You’re almost there but have a small issue with the Promise handling. The problem is in this line: const content = (await property).jsonValue();
- you need to await the jsonValue() method as well. Here’s the corrected version:
const content = await (await property).jsonValue();
Or even cleaner, you can chain it like this:
const content = await property.jsonValue();
The getProperty method already returns a JSHandle, so you just need to await the jsonValue() call. I’ve run into this exact same issue before when I started with Puppeteer - it’s easy to miss that extra await. Once you make this change, your console.log should show the plain string value instead of the Promise wrapper.
Another approach that works well is using page.evaluate()

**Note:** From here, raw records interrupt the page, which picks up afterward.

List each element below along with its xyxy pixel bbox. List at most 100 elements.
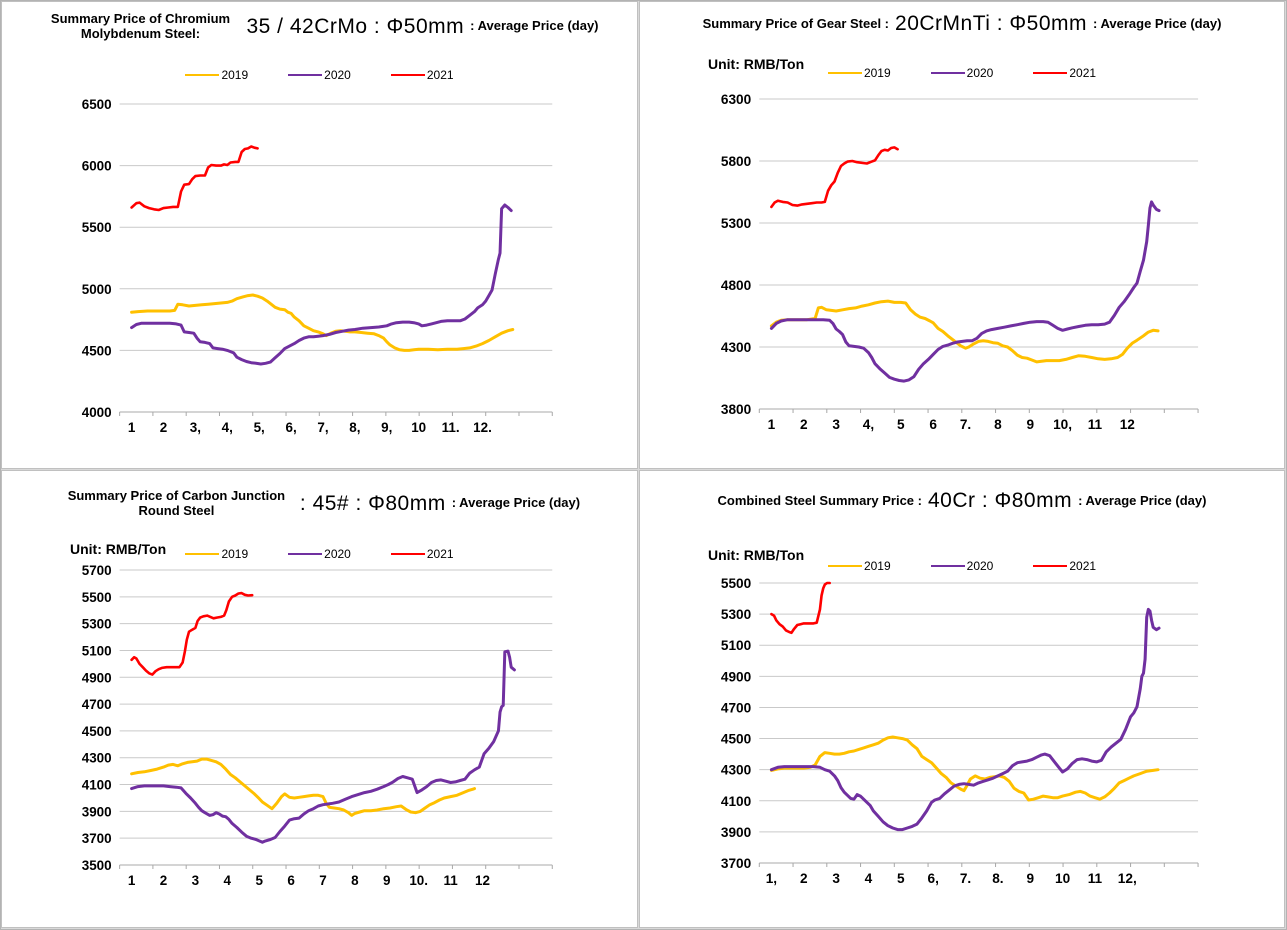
chart-legend: 2019 2020 2021 bbox=[640, 66, 1284, 80]
y-tick-label: 3700 bbox=[82, 831, 112, 846]
x-tick-label: 10 bbox=[1055, 871, 1070, 886]
series-line-2019 bbox=[769, 299, 1160, 364]
x-tick-label: 5, bbox=[254, 420, 265, 435]
series-line-2019 bbox=[769, 735, 1160, 802]
legend-swatch-2019 bbox=[185, 553, 220, 555]
y-tick-label: 5300 bbox=[721, 216, 751, 231]
x-tick-label: 9 bbox=[383, 873, 390, 888]
x-tick-label: 7 bbox=[319, 873, 326, 888]
legend-swatch-2021 bbox=[1033, 565, 1068, 567]
y-tick-label: 4100 bbox=[721, 794, 751, 809]
x-tick-label: 7, bbox=[317, 420, 328, 435]
legend-swatch-2019 bbox=[827, 72, 862, 74]
x-tick-label: 5 bbox=[897, 871, 905, 886]
y-tick-label: 5300 bbox=[721, 607, 751, 622]
series-line-2021 bbox=[130, 591, 254, 676]
legend-label: 2021 bbox=[1069, 66, 1097, 80]
x-tick-label: 8, bbox=[349, 420, 360, 435]
x-tick-label: 3, bbox=[190, 420, 201, 435]
chart-panel-carbon-junction-round-steel: Summary Price of Carbon Junction Round S… bbox=[1, 470, 638, 928]
y-tick-label: 4900 bbox=[721, 669, 751, 684]
series-line-2020 bbox=[769, 607, 1161, 832]
series-line-2021 bbox=[130, 145, 259, 212]
chart-legend: 2019 2020 2021 bbox=[2, 68, 637, 82]
chart-title: Summary Price of Carbon Junction Round S… bbox=[2, 488, 637, 519]
series-line-2021 bbox=[770, 146, 899, 209]
legend-item-2021: 2021 bbox=[390, 547, 454, 561]
y-tick-label: 3700 bbox=[721, 856, 751, 871]
x-tick-label: 8 bbox=[351, 873, 359, 888]
chart-title-main: : 45# : Φ80mm bbox=[299, 491, 446, 515]
y-tick-label: 5700 bbox=[82, 563, 112, 578]
legend-swatch-2021 bbox=[390, 74, 425, 76]
chart-plot: 5700 5500 5300 5100 4900 4700 4500 4300 4100 3900… bbox=[82, 563, 553, 888]
x-tick-label: 8. bbox=[992, 871, 1003, 886]
y-tick-label: 3900 bbox=[82, 804, 112, 819]
x-tick-label: 6 bbox=[287, 873, 294, 888]
chart-title: Summary Price of Gear Steel : 20CrMnTi :… bbox=[640, 12, 1284, 36]
x-tick-label: 2 bbox=[800, 417, 808, 432]
legend-label: 2019 bbox=[863, 559, 891, 573]
chart-panel-combined-steel: Combined Steel Summary Price : 40Cr : Φ8… bbox=[639, 470, 1285, 928]
y-tick-label: 3800 bbox=[721, 402, 751, 417]
y-tick-label: 5100 bbox=[82, 643, 112, 658]
y-tick-label: 4300 bbox=[82, 751, 112, 766]
legend-item-2019: 2019 bbox=[185, 68, 248, 82]
legend-swatch-2020 bbox=[288, 553, 323, 555]
chart-title-prefix: Summary Price of Gear Steel : bbox=[702, 15, 890, 31]
x-tick-label: 4, bbox=[222, 420, 233, 435]
y-tick-label: 4500 bbox=[82, 343, 112, 358]
legend-label: 2019 bbox=[863, 66, 891, 80]
legend-item-2020: 2020 bbox=[288, 68, 351, 82]
chart-title-main: 40Cr : Φ80mm bbox=[927, 489, 1073, 512]
chart-plot: 5500 5300 5100 4900 4700 4500 4300 4100 3900 3700… bbox=[721, 576, 1199, 886]
x-tick-label: 11 bbox=[1088, 871, 1103, 886]
x-tick-label: 9 bbox=[1026, 871, 1034, 886]
chart-legend: 2019 2020 2021 bbox=[640, 559, 1284, 573]
y-tick-label: 4800 bbox=[721, 278, 751, 293]
chart-title-suffix: : Average Price (day) bbox=[1093, 15, 1222, 31]
x-tick-label: 6, bbox=[285, 420, 296, 435]
legend-item-2021: 2021 bbox=[390, 68, 454, 82]
x-tick-label: 2 bbox=[160, 873, 167, 888]
legend-item-2019: 2019 bbox=[185, 547, 248, 561]
legend-swatch-2019 bbox=[185, 74, 220, 76]
y-tick-label: 6500 bbox=[82, 97, 112, 112]
legend-item-2019: 2019 bbox=[827, 559, 891, 573]
chart-title-main: 20CrMnTi : Φ50mm bbox=[895, 12, 1088, 35]
y-tick-label: 5500 bbox=[82, 220, 112, 235]
legend-label: 2020 bbox=[966, 559, 994, 573]
legend-item-2020: 2020 bbox=[930, 559, 994, 573]
x-tick-label: 12. bbox=[473, 420, 492, 435]
legend-label: 2019 bbox=[221, 547, 249, 561]
x-tick-label: 1 bbox=[768, 417, 776, 432]
y-tick-label: 4700 bbox=[721, 701, 751, 716]
chart-title-main: 35 / 42CrMo : Φ50mm bbox=[246, 14, 465, 38]
series-line-2021 bbox=[770, 581, 831, 635]
x-tick-label: 1 bbox=[128, 873, 136, 888]
series-line-2020 bbox=[769, 200, 1161, 383]
legend-label: 2020 bbox=[324, 68, 351, 82]
chart-title: Summary Price of Chromium Molybdenum Ste… bbox=[2, 11, 637, 42]
chart-title: Combined Steel Summary Price : 40Cr : Φ8… bbox=[640, 489, 1284, 513]
x-tick-label: 9 bbox=[1026, 417, 1034, 432]
legend-item-2021: 2021 bbox=[1033, 66, 1096, 80]
x-tick-label: 4 bbox=[224, 873, 232, 888]
legend-label: 2020 bbox=[324, 547, 351, 561]
x-tick-label: 9, bbox=[381, 420, 392, 435]
legend-item-2021: 2021 bbox=[1033, 559, 1096, 573]
x-tick-label: 5 bbox=[897, 417, 905, 432]
x-tick-label: 4, bbox=[863, 417, 874, 432]
y-tick-label: 5100 bbox=[721, 638, 751, 653]
unit-label: Unit: RMB/Ton bbox=[708, 56, 805, 72]
y-tick-label: 4500 bbox=[82, 724, 112, 739]
x-tick-label: 3 bbox=[192, 873, 199, 888]
x-tick-label: 1 bbox=[128, 420, 136, 435]
legend-item-2020: 2020 bbox=[288, 547, 351, 561]
y-tick-label: 5500 bbox=[721, 576, 751, 591]
y-tick-label: 4000 bbox=[82, 405, 112, 420]
x-tick-label: 10 bbox=[411, 420, 426, 435]
x-tick-label: 3 bbox=[832, 417, 840, 432]
y-tick-label: 4300 bbox=[721, 340, 751, 355]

to execute the XPath query directly in the browser context. This eliminates the need for handling JSHandles altogether:
const content = await pageInstance.evaluate(() => {
const result = document.evaluate('//header//h1//a', document, null, XPathResult.FIRST_ORDERED_NODE_TYPE, null);
return result.singleNodeValue ? result.singleNodeValue.textContent : null;
});
I’ve found this method particularly useful when dealing with complex XPath expressions since it runs the evaluation in the browser’s native environment rather than through Puppeteer’s wrapper methods. The text content comes back as a plain string without any Promise complications, which makes it easier to work with in subsequent operations.